Puluhan Guru Sumedang Alami Kredit Macet ke Bank

Jatinangorku.com – Sebanyak 81 guru di Sumedang mengalami kredit macet atas pinjamannya ke beberapa bank. Hal ini menjadi masalah besar bagi institusi penaung guru yaitu Dinas Pendidikan (Disdik).

Masalah ini sampai dibahas dalam rapat koordinasi di pemkab bersama Asisten Daerah Bidang Ekonomi dan Pembannan dengan mengundang setidaknya empat bank.

Asisten Daerah Bidang Pembangunan dan Ekonomi Pemkab Sumedang Dede Hermasyah membenarkan hal ini. Menurutnya, kredit macet yang dialami para guru berdampak luas karena telah mengganggu pembayaran gaji guru lainnya. Banyak guru yang belum menerima gaji padahal guru tersebut tidak mempunyai kredit bank.

“Kredit macet dari puluhan guru ini berdampak pada terlambatnya pembayaran gaji kepada guru lain yang tidak mempunyai cicilan apapun,” kata Dede, Rabu (9/8/2014).

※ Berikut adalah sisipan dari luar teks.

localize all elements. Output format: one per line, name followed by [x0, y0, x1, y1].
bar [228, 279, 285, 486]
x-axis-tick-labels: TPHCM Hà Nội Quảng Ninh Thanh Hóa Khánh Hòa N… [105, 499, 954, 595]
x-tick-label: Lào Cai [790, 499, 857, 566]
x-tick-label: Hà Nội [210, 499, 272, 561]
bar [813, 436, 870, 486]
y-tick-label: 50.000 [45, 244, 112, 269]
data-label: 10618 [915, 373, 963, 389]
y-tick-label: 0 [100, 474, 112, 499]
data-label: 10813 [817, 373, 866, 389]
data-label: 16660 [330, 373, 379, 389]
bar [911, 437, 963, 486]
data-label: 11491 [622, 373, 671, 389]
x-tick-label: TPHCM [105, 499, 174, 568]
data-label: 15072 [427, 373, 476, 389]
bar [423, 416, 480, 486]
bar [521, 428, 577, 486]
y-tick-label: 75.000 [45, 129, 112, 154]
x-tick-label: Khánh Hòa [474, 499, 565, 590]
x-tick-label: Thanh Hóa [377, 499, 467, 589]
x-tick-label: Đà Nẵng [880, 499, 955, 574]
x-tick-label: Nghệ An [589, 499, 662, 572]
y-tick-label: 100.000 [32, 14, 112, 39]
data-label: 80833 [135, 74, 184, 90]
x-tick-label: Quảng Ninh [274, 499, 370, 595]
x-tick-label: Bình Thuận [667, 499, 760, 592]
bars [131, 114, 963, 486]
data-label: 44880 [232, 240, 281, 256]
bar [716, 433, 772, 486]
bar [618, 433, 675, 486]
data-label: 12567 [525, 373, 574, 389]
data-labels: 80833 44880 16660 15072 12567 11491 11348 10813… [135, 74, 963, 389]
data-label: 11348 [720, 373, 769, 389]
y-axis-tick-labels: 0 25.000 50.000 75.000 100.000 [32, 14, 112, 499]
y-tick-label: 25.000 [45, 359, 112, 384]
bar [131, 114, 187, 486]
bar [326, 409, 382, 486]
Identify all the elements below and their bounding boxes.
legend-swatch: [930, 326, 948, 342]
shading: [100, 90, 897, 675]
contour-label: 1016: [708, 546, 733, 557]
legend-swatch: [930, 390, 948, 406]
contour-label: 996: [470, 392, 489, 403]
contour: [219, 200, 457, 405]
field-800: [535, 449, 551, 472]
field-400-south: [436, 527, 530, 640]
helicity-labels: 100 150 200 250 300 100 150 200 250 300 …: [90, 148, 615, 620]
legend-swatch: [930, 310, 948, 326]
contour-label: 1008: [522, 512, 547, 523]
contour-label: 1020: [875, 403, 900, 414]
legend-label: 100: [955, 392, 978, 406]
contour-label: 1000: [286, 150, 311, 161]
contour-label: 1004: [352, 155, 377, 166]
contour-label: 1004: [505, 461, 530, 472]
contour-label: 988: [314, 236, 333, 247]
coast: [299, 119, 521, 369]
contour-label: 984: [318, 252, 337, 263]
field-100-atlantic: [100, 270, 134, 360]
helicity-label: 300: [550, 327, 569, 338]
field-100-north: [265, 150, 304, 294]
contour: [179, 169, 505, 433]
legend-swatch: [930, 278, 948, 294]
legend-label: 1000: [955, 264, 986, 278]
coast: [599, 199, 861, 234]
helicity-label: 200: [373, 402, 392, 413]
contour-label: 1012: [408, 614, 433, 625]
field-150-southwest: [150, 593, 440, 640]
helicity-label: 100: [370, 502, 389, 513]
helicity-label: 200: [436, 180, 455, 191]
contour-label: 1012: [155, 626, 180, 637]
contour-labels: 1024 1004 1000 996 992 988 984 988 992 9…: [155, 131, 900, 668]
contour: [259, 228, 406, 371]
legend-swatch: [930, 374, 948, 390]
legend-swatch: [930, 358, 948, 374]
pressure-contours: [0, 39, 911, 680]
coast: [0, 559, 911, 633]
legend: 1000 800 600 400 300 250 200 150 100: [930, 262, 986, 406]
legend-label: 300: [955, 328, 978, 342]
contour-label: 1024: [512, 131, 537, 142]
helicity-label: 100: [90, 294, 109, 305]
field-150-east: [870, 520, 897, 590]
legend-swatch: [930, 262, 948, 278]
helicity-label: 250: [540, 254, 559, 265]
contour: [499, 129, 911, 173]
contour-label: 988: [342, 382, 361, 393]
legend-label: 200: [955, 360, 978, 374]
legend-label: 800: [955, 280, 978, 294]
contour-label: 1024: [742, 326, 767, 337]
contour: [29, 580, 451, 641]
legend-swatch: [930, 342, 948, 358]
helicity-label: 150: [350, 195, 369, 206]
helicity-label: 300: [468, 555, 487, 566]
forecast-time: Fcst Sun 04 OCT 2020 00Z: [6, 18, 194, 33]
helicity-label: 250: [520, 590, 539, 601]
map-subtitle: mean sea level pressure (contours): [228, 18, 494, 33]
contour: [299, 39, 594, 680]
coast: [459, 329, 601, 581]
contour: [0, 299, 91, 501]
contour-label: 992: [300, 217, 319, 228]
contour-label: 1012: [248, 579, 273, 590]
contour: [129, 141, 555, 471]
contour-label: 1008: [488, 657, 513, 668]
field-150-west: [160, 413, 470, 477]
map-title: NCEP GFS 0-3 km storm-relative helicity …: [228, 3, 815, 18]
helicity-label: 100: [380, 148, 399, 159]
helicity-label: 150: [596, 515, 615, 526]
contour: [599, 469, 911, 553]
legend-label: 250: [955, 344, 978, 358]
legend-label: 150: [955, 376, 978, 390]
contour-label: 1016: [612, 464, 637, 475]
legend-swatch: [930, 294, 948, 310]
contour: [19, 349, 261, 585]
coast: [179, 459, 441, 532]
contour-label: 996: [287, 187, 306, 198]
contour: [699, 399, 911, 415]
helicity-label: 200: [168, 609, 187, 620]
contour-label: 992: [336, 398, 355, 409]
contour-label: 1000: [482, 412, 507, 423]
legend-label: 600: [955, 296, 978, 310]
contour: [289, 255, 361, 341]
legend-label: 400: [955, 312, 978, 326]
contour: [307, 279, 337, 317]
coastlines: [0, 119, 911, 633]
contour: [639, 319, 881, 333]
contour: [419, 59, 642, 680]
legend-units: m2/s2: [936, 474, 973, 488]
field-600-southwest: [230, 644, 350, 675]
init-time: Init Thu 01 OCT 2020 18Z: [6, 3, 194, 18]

Sementara itu, Kepala Disdik Eem Hendrawan mengatakan, terganggunya gaji guru karena ada kesepakatan soal pembayaran yang dilakukan bendahara sekolah. Bendahara harus membayar jumlah total tagihan bank untuk mencegah kembali terjadinya kredit macet.

“Kesepakatannya yaitu bendahara membayar sejumlah tagihan bank secara total dari alokasi dana gaji untuk guru di dinas,” kata Eem yang menyebutkan hal itu memang mungkin saja terjadi.

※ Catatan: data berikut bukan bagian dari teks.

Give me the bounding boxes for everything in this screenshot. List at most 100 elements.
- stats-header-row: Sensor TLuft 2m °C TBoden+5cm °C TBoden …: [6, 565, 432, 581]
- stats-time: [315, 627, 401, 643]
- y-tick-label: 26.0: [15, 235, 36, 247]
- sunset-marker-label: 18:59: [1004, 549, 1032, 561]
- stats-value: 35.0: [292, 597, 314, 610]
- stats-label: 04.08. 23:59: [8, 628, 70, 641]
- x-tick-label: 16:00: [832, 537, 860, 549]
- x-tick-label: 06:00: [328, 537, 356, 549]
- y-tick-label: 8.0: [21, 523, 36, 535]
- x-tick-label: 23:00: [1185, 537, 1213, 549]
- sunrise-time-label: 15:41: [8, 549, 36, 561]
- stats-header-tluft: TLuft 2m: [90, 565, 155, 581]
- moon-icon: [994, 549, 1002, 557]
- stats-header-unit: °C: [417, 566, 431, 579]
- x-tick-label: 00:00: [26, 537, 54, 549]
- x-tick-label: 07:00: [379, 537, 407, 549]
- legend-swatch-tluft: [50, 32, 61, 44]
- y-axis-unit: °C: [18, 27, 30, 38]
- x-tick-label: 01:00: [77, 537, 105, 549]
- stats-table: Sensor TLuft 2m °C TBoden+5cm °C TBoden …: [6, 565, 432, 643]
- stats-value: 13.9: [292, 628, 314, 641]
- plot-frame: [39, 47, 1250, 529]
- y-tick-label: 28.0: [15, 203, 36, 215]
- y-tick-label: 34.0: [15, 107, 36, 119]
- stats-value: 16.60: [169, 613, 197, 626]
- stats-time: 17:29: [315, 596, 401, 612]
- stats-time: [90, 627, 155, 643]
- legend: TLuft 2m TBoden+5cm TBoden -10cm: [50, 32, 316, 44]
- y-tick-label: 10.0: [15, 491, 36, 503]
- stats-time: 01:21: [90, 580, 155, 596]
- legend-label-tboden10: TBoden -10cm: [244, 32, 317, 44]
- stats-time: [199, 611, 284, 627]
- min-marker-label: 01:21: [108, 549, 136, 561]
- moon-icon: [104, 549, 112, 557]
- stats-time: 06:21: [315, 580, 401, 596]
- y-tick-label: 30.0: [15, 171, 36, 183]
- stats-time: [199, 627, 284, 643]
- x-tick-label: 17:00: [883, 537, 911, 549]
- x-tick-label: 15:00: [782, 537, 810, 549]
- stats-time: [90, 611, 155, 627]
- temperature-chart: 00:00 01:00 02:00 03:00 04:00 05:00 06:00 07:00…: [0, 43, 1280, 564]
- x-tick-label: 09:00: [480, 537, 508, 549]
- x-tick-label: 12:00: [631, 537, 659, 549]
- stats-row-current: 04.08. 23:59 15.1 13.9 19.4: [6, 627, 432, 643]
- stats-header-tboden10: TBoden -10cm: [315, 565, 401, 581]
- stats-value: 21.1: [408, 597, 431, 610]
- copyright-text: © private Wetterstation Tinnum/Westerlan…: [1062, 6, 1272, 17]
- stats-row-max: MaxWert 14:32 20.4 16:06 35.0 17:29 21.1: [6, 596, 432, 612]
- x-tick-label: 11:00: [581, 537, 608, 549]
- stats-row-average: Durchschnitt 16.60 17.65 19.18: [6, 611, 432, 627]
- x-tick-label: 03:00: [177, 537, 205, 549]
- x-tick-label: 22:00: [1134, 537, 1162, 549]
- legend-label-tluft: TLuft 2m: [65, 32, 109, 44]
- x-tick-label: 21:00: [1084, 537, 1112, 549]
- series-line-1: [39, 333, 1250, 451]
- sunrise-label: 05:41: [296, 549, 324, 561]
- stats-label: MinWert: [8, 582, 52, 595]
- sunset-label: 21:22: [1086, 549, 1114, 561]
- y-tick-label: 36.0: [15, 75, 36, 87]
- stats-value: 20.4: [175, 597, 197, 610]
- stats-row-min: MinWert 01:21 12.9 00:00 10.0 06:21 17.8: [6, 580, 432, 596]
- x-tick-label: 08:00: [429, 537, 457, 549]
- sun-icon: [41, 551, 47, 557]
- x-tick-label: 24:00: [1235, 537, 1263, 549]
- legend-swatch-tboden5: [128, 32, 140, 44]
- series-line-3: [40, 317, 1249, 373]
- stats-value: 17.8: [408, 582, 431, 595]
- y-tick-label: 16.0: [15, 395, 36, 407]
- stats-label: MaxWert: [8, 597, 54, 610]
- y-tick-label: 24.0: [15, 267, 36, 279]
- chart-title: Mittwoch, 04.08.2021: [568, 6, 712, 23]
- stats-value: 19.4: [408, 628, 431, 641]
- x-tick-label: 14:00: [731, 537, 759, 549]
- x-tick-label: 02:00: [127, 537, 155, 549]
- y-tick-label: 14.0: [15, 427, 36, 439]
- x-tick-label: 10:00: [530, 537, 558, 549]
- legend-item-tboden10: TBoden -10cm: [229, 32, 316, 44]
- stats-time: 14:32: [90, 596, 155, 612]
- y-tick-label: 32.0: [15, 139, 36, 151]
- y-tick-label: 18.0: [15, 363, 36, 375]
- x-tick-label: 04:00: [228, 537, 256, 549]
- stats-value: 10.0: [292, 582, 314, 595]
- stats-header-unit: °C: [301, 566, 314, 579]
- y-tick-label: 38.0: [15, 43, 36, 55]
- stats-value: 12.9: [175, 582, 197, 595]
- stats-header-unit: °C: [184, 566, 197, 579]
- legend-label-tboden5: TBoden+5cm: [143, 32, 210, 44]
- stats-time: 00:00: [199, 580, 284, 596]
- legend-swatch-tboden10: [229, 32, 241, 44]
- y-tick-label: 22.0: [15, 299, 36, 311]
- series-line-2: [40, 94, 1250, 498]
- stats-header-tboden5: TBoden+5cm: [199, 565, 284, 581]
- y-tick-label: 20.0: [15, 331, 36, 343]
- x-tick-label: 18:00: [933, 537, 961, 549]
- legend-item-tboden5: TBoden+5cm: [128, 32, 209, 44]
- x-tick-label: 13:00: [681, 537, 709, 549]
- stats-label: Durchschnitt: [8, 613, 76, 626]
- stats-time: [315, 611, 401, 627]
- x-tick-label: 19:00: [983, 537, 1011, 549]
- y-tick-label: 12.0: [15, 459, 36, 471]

Kredit macet ini adalah kredit guru di luar pinjamannya ke Bank BJB. Satu orang guru mempunyai pinjaman lebih dari satu atau dua bank. Jika ada pinjaman ke BJB, pihak bank sudah memotong lebih dulu gaji guru ini.

Setelah semua terbayar kewajibannya, semua gaji guru ini diberikan ke bendahara dinas, lalu ke bendahara UPTD Sekolah. Bendara UPTD inilah yang melakukan kesepakatan tersebut dengan pihak bank.

Kesepakatan ini tidak hanya dilakukan dengan satu bank saja, karena kredit guru ini ada di beberapa bank.

Menurut Eem, jumlah tagihan yang dibayar ke bank ini menguras banyak alokasi gaji guru di sekolah tersebut. Sehingga ada guru lain yang seharusnya menerima gaji malah belum mendapat bayaran.

Penyebabnya, kata dia, jumlah kredit kumulatif yang harus dibayar satu guru melebihi dari jumlah total gaji yang diterima.